Into something more like this:

@article{Carberry_2008, title={Toward a Unified Theory of High-Energy Metaphysics: Silly String Theory}, volume={5}, url={http://dx.doi.org/10.5555/12345678}, DOI={10.5555/12345678}, number={11}, journal={Journal of Psychoceramics}, publisher={Society of Psychoceramics}, author={Carberry, Josiah}, year={2008}, month={Aug}, pages={1-3}}

Or even this:

TY - JOUR
JO - Journal of Psychoceramics
AU - Josiah Carberry
SN - 0264-3561
TI - Toward a Unified Theory of High-Energy Metaphysics: Silly String Theory
SP - 1
EP - 3
VL - 5
PB - Society of Psychoceramics
PY - 2008

The traditional approach to this is often “We’ll start by trying to parse the citation into its component parts.” Indeed, there are a number of tools that try to do this:

Which is cool, but is very difficult- particularly with obscure and/or terse citation styles.

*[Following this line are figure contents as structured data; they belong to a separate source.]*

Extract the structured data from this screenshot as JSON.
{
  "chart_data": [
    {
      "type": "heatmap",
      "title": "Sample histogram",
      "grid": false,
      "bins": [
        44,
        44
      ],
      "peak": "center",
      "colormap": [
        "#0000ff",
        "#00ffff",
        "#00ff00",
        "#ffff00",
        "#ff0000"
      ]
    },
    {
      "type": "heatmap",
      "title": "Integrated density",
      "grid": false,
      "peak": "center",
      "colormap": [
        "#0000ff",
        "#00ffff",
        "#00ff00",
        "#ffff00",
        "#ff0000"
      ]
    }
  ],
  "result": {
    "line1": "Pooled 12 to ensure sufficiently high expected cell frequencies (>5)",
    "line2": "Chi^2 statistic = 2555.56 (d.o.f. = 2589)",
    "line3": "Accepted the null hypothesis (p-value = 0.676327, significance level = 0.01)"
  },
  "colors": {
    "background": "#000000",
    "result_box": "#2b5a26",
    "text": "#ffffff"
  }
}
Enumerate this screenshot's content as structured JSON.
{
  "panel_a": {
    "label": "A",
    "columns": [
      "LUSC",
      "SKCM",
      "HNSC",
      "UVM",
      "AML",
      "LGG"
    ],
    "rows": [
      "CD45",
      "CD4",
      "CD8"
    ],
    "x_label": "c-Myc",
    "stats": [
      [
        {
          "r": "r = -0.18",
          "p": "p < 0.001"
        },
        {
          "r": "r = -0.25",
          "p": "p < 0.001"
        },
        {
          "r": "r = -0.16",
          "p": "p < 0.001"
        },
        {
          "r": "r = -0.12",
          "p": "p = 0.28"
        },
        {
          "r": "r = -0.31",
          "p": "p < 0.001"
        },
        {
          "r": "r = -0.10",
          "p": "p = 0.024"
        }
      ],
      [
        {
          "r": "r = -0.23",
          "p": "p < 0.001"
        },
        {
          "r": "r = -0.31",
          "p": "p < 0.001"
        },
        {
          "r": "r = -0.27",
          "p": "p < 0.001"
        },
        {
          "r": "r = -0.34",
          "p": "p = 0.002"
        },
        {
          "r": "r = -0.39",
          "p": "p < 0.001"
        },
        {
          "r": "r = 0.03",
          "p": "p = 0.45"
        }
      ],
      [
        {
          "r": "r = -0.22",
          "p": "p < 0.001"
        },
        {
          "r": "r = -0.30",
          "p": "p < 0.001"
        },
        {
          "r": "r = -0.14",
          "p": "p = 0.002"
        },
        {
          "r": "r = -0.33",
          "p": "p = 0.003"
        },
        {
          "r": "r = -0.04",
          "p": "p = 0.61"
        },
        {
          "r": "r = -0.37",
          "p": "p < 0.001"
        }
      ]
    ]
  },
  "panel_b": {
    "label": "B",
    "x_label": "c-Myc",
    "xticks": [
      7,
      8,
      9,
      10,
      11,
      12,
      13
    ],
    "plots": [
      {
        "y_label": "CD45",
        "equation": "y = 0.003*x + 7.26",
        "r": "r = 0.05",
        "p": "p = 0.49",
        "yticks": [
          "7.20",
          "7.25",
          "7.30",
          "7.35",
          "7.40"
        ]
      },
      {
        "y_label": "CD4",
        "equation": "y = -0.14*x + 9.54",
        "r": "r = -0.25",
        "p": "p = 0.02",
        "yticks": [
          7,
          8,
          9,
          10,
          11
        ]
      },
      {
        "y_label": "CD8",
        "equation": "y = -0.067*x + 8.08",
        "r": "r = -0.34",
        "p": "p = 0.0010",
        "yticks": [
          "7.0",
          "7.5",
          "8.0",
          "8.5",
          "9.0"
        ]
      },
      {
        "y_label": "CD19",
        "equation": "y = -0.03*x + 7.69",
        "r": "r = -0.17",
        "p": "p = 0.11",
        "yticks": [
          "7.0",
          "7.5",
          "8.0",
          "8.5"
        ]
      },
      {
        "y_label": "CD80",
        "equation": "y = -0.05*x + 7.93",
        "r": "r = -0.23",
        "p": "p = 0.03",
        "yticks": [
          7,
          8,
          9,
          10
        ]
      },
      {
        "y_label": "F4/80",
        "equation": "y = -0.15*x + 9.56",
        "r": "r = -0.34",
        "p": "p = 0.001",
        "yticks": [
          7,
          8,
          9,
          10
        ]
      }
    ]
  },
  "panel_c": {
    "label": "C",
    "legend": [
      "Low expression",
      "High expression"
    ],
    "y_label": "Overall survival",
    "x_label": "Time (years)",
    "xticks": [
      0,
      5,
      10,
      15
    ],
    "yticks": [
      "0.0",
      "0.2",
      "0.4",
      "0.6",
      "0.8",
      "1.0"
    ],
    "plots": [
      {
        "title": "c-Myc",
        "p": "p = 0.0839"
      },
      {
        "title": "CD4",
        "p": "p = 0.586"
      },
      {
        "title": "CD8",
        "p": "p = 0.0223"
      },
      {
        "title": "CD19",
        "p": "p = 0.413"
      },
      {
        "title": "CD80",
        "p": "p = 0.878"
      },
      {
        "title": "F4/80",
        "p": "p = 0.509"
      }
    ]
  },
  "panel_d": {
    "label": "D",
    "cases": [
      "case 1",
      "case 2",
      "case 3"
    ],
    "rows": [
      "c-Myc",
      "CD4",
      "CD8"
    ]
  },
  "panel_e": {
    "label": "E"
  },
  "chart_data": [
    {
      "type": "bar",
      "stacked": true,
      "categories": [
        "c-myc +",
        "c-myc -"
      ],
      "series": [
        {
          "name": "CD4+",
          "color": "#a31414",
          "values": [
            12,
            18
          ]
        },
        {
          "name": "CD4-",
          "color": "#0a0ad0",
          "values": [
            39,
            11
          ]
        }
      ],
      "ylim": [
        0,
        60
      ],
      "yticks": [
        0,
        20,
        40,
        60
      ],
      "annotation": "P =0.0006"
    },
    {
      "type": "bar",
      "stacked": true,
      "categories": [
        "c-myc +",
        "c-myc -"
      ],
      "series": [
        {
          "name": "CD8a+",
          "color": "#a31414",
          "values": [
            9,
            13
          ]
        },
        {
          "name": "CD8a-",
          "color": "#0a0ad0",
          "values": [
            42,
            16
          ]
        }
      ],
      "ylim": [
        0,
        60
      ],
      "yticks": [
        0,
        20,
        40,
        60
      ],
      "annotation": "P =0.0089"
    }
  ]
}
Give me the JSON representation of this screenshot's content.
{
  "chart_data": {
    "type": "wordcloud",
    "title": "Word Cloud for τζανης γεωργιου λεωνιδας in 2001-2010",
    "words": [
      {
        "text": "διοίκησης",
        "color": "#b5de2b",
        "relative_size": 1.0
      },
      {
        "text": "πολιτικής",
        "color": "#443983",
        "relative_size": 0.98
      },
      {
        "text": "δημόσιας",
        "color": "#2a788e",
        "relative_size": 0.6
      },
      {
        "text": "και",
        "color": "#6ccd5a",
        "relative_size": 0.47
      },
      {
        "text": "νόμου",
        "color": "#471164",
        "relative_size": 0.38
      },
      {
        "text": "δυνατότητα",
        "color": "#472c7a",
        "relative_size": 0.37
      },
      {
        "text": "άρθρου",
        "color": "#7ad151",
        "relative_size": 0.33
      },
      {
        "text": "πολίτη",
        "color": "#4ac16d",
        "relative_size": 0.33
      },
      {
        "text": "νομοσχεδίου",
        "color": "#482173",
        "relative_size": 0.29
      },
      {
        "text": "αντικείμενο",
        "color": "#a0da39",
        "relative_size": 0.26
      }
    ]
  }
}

There is another way. Instead of trying to parse the citation, just search for the record in a database that already has the citation parsed. The Crossref metadata search is good for this. For example, the following query using the Crossref Metadata Search API

http://search.labs.crossref.org/dois?q=Carberry%2C+Josiah.+%E2%80%9CToward+a+Unified+Theory+of+High-Energy+Metaphysics%3A+Silly+String+Theory.%E2%80%9D+Journal+of+Psychoceramics+5.11+%282008%29%3A+1-3.#


Gives you the following result:

{
doi: "10.5555/12345678",
score: 7.1926823,
normalizedScore: 100,
title: "Toward a Unified Theory of High-Energy Metaphysics: Silly String Theory",
fullCitation: "Josiah Carberry, 2008, 'Toward a Unified Theory of High-Energy Metaphysics: Silly String Theory', <i>Journal of Psychoceramics</i>, vol. 5, no. 11",
year: 2008
},


That’s already pretty cool. But if you extract the DOI from the above and use DOI content negotiation to query the the DOI like this:

\$ curl -LH "Accept: application/x-bibtex" http://dx.doi.org/10.5555/12345678


You get the following result in BibTex:

@article{Carberry_2008, title={Toward a Unified Theory of High-Energy Metaphysics: Silly String Theory}, volume={5}, url={http://dx.doi.org/10.5555/12345678}, DOI={10.5555/12345678}, number={11}, journal={Journal of Psychoceramics}, publisher={Society of Psychoceramics}, author={Carberry, Josiah}, year={2008}, month={Aug}, pages={1-3}}


Yay!

There, that wasn’t too hard, was it?

OK, what is the catch?

Well… using Crossref Metadata Search has a number of limitations that you should be aware of:

• It can produce false positives. It will almost always match *something*. You need to look at the score, etc. in order to determine the likelihood that you’ve got a correct match.
• It only works on content listed in Crossref’s database.
• The metadata in Crossref’s database can sometimes be… spotty*

It also has a big benefit– You won’t get false negatives. If you have a typo or incomplete metadata, it will do a much better job than a strict citation parser or OpenURL Query.

In short, Crossref Metadata Search is remarkably good at resolving citations. We encourage you to try it and let us know how it works for you.

Note that if you are having trouble getting hold of free-form citations to begin with, you may want to see our Crossref Labs: PDF Extract tools for extracting citations from PDFs.